Старик замолк и, улыбаясь, раскачивался, сидя в гамаке. Максимка заверил его, что обещание свое непременно выполнит, раз деньги ему завещаны, и, жутко довольный открывающимися перспективами, побежал домой, на ходу мечтая о новом велосипеде, а может, и скутере, ведь кто знает, сколько там, у деда, за печкой.
Больше этого загадочного человека он не увидел. Отправился дед по-обычаю в магазин, да прямо у прилавка и умер. Вечером об этом рассказывал отец, и Максимка весь изъёрзался, нервно торопя окончание ужина. Отпросившись на улицу, и еле отбившись от встретивших его соседских ребят, он, с колотящимся сердцем, побежал к заброшенному дому.
Дверь была запечатана полицейской бумажкой с ярко-синей печатью. Робость, строгим отцовским голосом, приказала Максимке тут же вернуться домой, но мечты о скутере настойчиво, звонкими голосами деревенских подружек, гомонили нестройно, что ничего страшного с ним не случится. Собравшись с духом, и на всякий случай быстро перекрестившись, Максимка сорвал бумажку, сильно толкнул хлипкую дверь. Очутившись внутри, с порога осмотрелся. Гамак слегка покачивался, видимо, от гулявших по дому сквозняков, а в комнате, судя по свежим следам на полу, и разбросанным вещам, совсем недавно побывали люди. Максимка замер от предчувствия неудачи. Он долго шарил за печкой, весь измазавшись в побелке, по-поленышкам разобрал всю дровеницу.. Денег никаких не было. Мальчик сел на гамак, и, от расстройства, почти заплакал. Сидеть было неудобно, поэтому он лёг, думая, сквозь наваливающийся сон, о несбывшихся планах.
Максимку искали почти сутки, нашли только на вторые, хотя и участковый, и родители потом недоумевали, отчего же сразу не обыскали этот заброшенный дом. Нашёл мальчишку местный пожарный, решив поначалу,
что Максимка мёртвый. Спал он и вправду, как убитый, так что в местной больнице, с трудом его разбудив, родителям сразу сказали – мол, вовремя вы его нашли, ещё бы немного, не спасли бы. Что да как, выяснять не стали, посчитав, что нашёл, небось, мальчишка спиртное у деда, да и выпил, хотя разводили руками, не зная, чем бы это таким могло быть, что усыпило Максимку так надолго. Мальчик со слезами на глазах клялся родителям, что ничего в доме не находил, но ему не поверили, списав всё на подростковую хитрость и страх перед наказанием.Через пару дней дом основательно заколотили. Нехитрые дедовы пожитки выбросили, гамак же, как единственно ценную вещь, отдали одной женщине, многодетной, бедной, чтоб дети её не на полу спали.

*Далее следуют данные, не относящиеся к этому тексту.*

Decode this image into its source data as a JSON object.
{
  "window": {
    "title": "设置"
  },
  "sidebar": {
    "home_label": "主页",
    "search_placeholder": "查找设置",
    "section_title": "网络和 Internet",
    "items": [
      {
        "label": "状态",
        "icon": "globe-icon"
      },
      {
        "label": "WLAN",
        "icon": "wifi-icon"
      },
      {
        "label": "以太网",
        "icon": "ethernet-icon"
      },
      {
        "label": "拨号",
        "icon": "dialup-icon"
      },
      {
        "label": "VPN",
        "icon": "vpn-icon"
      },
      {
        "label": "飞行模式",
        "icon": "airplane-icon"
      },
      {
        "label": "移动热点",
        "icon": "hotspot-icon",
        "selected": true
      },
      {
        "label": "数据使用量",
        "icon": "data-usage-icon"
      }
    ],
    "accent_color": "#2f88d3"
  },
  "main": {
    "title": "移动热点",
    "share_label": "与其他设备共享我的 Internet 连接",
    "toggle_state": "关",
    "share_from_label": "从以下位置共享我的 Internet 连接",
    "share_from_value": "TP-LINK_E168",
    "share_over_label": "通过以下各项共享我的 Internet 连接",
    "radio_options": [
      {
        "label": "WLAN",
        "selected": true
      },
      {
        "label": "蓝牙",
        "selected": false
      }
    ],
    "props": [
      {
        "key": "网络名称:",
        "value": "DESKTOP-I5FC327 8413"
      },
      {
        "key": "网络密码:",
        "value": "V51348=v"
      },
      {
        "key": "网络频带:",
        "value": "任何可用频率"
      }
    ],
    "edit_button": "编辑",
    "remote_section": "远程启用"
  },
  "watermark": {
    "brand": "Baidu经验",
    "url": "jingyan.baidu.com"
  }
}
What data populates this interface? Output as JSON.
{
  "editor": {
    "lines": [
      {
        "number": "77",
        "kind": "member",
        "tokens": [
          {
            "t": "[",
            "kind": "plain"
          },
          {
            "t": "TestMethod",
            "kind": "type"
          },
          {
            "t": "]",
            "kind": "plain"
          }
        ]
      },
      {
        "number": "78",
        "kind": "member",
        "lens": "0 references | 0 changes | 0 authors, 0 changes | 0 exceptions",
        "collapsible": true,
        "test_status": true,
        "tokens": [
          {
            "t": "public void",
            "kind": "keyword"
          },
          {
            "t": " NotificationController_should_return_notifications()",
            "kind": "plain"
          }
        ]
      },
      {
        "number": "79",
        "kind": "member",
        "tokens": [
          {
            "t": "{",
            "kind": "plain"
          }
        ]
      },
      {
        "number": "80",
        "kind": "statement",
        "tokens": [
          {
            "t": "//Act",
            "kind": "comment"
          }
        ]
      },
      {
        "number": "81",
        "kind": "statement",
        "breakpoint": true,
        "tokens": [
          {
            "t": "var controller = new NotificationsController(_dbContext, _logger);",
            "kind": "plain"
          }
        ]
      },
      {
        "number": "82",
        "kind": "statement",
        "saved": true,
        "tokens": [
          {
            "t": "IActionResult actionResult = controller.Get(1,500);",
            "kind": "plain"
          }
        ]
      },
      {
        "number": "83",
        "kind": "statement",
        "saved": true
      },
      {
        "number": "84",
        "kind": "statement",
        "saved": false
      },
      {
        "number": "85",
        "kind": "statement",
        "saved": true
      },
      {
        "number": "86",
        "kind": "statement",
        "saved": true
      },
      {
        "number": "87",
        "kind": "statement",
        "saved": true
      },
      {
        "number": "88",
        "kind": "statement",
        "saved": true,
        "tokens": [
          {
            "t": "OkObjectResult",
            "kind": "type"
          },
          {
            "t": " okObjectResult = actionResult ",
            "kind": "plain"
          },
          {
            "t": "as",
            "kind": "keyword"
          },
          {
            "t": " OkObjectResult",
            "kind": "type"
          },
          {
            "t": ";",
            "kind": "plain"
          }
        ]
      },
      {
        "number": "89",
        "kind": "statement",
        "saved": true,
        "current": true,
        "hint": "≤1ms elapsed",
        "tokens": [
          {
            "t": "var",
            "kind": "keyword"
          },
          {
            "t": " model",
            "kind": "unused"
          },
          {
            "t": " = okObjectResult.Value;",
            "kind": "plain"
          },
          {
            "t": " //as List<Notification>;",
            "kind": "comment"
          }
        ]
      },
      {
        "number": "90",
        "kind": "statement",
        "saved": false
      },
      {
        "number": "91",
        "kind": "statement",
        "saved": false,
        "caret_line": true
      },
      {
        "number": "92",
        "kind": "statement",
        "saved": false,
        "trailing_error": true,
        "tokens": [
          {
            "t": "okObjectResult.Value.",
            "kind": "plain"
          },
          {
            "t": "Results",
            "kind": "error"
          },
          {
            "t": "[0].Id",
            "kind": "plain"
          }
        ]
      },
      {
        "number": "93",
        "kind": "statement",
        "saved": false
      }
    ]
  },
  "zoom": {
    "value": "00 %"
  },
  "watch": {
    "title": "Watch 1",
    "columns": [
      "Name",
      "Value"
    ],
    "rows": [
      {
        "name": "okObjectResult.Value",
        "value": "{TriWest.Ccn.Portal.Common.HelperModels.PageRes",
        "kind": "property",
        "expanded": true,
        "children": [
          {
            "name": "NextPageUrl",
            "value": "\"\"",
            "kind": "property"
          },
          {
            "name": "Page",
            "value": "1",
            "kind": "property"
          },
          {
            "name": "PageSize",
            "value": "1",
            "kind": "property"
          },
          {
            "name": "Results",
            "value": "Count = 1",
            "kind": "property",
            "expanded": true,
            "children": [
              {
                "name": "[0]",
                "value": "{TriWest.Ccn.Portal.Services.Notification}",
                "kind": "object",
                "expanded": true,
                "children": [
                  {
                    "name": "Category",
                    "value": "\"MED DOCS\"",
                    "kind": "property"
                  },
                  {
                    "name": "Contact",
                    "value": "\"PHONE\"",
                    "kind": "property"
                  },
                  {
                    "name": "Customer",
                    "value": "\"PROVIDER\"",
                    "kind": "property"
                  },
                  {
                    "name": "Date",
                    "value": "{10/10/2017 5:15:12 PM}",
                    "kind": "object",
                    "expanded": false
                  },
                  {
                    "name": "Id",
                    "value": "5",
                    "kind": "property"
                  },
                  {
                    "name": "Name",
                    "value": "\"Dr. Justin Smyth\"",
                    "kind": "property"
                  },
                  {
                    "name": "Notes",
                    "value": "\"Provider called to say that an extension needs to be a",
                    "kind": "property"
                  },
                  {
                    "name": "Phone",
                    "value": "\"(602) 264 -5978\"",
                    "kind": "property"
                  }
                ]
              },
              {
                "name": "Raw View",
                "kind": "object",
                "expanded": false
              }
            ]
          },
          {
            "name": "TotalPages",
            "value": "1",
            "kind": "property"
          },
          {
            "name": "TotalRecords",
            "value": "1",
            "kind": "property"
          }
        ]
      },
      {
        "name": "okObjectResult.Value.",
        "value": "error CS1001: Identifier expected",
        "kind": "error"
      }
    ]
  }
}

А потом в деревню приехали из района следователи, забрали эту непутёвую мать в тюрьму. Позже она, правда, вернулась. Арестовали женщину потому, что нашли детей её маленьких, всех троих, утром мёртвыми. Сначала думали, может задушила она их, или отравила, или ещё что. Пьющая она была, сильно, жила без мужа, чудила.. Потом только участковый рассказал по секрету отцу Максимки, что убийцей гамак дедовский оказался, не мать. Экспертиза показала: отравились дети наркотиком редким, и жутко дорогим. Такого не то что в райцентре – в области нет. А может и в Москве. Отправили гамак, на котором Максимка двое суток проспал, тоже на экспертизу. И точно: все верёвки оказались наркотиком этим пропитаны. Вот только деду сны чудесные снились, а Максимка мог и не проснуться. Маленькие же детишки, вечно голодные, стали, видимо, веревки гамака посасывать, и, наглотавшись этой дряни, представились. Откуда у деда взялся этот гамак, знал ли он об его опасной природе, или нет, выяснить не удалось. Отец Максима, слушая участкового, шумно удивлялся, мать тяжело вздыхала, мальчик же, уныло подперев рукой щёку, неспешно думал, что, найди он деньги, гамак бы обязательно сжёг, а значит, и детишки остались бы живы, и он – со скутером.
Ромашковый Венок
– Да тащи, клюет же,– Чортяка привстал с раскладного стула,– тащи, говорю.
Я не спешил. Тут всё дело в технике, подлещик может сорваться с крючка, если потянуть сразу. Нужна подсечка резкая, хлёсткая, чтоб наверняка. Я дёрнул удочкой; подлещик сверкнул мокрой чешуей на солнце и упал в траву, изогнув хвост. Я снял его с крючка и отправил в ведро, где лежали уже с десяток свежепойманных рыбин. Чортяка опустился на стул и заулыбался. Он считал меня рыбаком никудышным, но на редкость удачливым. Я, в свои четырнадцать лет, с ним не спорил.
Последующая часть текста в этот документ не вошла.